American businesswoman

Barbara S. Brogliatti (January 8, 1946 – June 21, 2015) was an American publicity, public relations and marketing executive, who spent 40 years working in the entertainment industry.

==Early life and education==
Brogliatti was born and raised in Southern California’s San Fernando Valley. She attended North Hollywood High School and University of California, Los Angeles, graduating in 1968 with a degree in Social Sciences for Elementary Education.

==Career==
Brogliatti began her career in public relations shortly after graduating from UCLA, as an assistant in the publicity department of the CBS Television Network. She rose through the CBS publicity ranks and was then tapped by producer Norman Lear to create and head publicity operations for his fast-growing companies (Tandem Productions, TAT Communications and ELP Communications). Eleven years later, when Lear sold his companies, Brogliatti joined Lorimar as the head of Corporate Communications, Public Affairs and Investor Relations.

When Warner Communications bought Lorimar in 1989, Brogliatti left to form her own public relations and marketing firm—The Brogliatti Company—handling such clients as Norman Lear, Haim Saban, Jean Stapleton and Barbara Walters. At the end of 1990, Brogliatti returned to Warner Bros. to head television publicity, promotion and advertising. A few years later, she established Warner Bros.’ first-ever Worldwide Corporate Communications department and took oversight of corporate communications studio-wide, including Warner Bros. Pictures, Warner Bros. Television, Warner Home Video, Telepictures Productions, Warner Bros. Consumer Products, DC Comics and Warner Bros. Animation.

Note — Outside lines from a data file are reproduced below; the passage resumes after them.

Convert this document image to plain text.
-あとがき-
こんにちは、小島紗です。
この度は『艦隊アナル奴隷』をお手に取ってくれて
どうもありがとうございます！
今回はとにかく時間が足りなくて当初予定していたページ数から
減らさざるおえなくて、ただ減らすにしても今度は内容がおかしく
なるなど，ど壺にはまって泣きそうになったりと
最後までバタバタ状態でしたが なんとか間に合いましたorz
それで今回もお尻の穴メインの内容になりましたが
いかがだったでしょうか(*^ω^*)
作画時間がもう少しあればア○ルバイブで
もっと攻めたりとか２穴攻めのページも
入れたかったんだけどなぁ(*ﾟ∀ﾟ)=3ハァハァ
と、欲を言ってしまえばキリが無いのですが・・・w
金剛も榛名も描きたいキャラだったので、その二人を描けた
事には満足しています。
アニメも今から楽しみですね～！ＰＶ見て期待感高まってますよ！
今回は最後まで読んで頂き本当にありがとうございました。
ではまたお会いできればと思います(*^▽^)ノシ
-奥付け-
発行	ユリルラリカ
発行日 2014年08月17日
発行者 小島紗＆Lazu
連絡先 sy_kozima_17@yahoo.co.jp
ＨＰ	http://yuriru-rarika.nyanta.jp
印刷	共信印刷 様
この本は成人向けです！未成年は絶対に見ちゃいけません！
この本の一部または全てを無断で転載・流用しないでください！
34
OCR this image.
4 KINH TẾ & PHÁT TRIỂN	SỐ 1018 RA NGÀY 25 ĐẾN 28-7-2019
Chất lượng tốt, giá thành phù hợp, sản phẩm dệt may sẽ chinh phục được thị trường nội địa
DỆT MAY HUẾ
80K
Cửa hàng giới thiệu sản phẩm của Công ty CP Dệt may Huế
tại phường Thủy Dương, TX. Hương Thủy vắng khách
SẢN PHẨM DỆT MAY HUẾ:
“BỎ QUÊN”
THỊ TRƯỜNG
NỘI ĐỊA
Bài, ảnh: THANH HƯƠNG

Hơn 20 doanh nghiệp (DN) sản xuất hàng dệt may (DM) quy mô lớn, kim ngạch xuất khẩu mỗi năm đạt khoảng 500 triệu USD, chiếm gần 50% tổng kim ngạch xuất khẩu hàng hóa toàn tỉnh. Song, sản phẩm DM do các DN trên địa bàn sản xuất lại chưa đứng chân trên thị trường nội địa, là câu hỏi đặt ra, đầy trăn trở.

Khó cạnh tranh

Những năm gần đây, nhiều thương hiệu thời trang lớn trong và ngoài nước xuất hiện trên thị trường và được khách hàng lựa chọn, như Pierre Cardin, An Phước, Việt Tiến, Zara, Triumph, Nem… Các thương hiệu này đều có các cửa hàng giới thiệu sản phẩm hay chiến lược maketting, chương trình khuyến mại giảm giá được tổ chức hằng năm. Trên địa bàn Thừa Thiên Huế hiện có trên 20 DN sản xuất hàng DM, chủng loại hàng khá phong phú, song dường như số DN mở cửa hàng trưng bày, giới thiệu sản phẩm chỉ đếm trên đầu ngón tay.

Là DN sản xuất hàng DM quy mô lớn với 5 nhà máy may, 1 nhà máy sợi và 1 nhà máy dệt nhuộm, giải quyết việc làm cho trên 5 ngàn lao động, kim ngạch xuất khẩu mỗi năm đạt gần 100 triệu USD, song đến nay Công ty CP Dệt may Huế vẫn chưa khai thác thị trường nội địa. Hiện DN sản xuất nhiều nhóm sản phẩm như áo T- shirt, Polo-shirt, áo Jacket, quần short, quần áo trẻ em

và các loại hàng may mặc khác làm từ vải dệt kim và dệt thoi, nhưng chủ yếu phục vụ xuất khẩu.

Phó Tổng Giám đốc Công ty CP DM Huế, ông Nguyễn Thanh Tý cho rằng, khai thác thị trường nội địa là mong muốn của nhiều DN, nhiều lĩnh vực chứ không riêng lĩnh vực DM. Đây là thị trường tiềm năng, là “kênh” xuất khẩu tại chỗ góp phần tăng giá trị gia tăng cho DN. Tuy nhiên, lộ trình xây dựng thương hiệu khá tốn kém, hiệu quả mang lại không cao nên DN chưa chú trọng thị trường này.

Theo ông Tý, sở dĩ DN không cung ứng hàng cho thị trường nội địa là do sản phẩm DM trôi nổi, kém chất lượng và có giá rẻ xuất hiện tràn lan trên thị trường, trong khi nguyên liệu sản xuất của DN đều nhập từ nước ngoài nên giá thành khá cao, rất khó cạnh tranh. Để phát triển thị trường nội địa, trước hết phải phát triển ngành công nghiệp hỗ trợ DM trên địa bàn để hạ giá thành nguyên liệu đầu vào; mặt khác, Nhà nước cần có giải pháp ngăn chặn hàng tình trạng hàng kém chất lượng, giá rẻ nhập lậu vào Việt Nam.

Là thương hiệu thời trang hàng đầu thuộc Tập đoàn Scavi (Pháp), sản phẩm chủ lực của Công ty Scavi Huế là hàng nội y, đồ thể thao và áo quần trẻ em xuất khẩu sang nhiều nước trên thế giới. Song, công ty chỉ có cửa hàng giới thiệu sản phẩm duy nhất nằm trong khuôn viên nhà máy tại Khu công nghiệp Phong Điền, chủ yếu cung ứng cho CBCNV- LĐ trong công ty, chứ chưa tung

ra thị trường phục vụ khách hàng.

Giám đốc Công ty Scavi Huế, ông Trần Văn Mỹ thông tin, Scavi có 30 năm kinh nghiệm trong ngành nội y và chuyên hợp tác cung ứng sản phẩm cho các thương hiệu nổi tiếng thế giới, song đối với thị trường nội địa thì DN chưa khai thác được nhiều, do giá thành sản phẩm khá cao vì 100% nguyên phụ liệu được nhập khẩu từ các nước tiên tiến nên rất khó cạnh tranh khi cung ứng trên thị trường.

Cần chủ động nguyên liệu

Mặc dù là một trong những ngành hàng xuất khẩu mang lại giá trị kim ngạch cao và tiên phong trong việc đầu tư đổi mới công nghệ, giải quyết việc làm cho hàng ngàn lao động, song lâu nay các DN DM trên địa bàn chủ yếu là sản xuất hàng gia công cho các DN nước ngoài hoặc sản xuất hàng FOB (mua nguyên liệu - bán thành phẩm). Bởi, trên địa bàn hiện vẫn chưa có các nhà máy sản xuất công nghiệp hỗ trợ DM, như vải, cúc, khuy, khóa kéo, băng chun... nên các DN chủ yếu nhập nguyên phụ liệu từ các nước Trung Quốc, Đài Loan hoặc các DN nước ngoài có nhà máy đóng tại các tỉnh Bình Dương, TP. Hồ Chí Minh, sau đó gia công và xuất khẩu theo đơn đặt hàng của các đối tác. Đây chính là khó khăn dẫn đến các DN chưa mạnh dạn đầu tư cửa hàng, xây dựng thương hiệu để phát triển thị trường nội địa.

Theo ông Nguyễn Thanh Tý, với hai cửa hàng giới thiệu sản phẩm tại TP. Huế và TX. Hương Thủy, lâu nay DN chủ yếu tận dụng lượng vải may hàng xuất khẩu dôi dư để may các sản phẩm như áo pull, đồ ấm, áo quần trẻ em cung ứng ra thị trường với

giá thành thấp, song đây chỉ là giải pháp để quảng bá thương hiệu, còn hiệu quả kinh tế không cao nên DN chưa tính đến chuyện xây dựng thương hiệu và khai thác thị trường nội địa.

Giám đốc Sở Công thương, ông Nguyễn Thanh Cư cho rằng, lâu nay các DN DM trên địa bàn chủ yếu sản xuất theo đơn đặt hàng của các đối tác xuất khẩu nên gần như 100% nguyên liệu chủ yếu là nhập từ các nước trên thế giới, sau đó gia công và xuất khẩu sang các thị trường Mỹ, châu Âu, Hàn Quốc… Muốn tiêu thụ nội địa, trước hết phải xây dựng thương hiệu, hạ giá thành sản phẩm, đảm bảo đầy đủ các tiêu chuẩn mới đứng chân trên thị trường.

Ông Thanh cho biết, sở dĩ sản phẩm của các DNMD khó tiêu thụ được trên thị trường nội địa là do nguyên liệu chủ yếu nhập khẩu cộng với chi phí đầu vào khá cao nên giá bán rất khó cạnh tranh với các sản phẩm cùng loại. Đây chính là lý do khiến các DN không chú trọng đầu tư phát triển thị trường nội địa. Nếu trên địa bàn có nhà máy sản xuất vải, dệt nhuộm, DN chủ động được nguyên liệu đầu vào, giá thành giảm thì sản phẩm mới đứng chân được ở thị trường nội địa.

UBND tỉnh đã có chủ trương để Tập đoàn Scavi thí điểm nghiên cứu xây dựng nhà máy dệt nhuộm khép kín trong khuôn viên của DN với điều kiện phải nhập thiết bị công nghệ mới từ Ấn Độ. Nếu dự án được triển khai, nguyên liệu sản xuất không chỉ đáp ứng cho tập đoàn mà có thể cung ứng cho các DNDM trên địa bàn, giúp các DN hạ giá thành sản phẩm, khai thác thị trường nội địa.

In addition to her Studio responsibilities, Brogliatti served as a leader on industry-wide issues and regulatory matters, including serving as chairman of the MPAA’s (Motion Picture Association of America) Anti-Piracy PR/educational task force, as chief press strategist and spokesperson for the Coalition for the Repeal of the Financial Interest & Syndication Rule, and as the public relations strategist and spokesperson for the AMPTP (Alliance of Motion Picture and Television Producers, the primary trade association and collective bargaining representative for all the studios, networks and 350 independent producers) for 25 years.

She left her role of Executive Vice President and Chief Communications Officer at Warner Bros. in 2005, after nearly 20 years at the Studio, and 40 years in the entertainment industry, to pursue philanthropy, teaching, travel and a more agreeable pace of life in Napa Valley, CA.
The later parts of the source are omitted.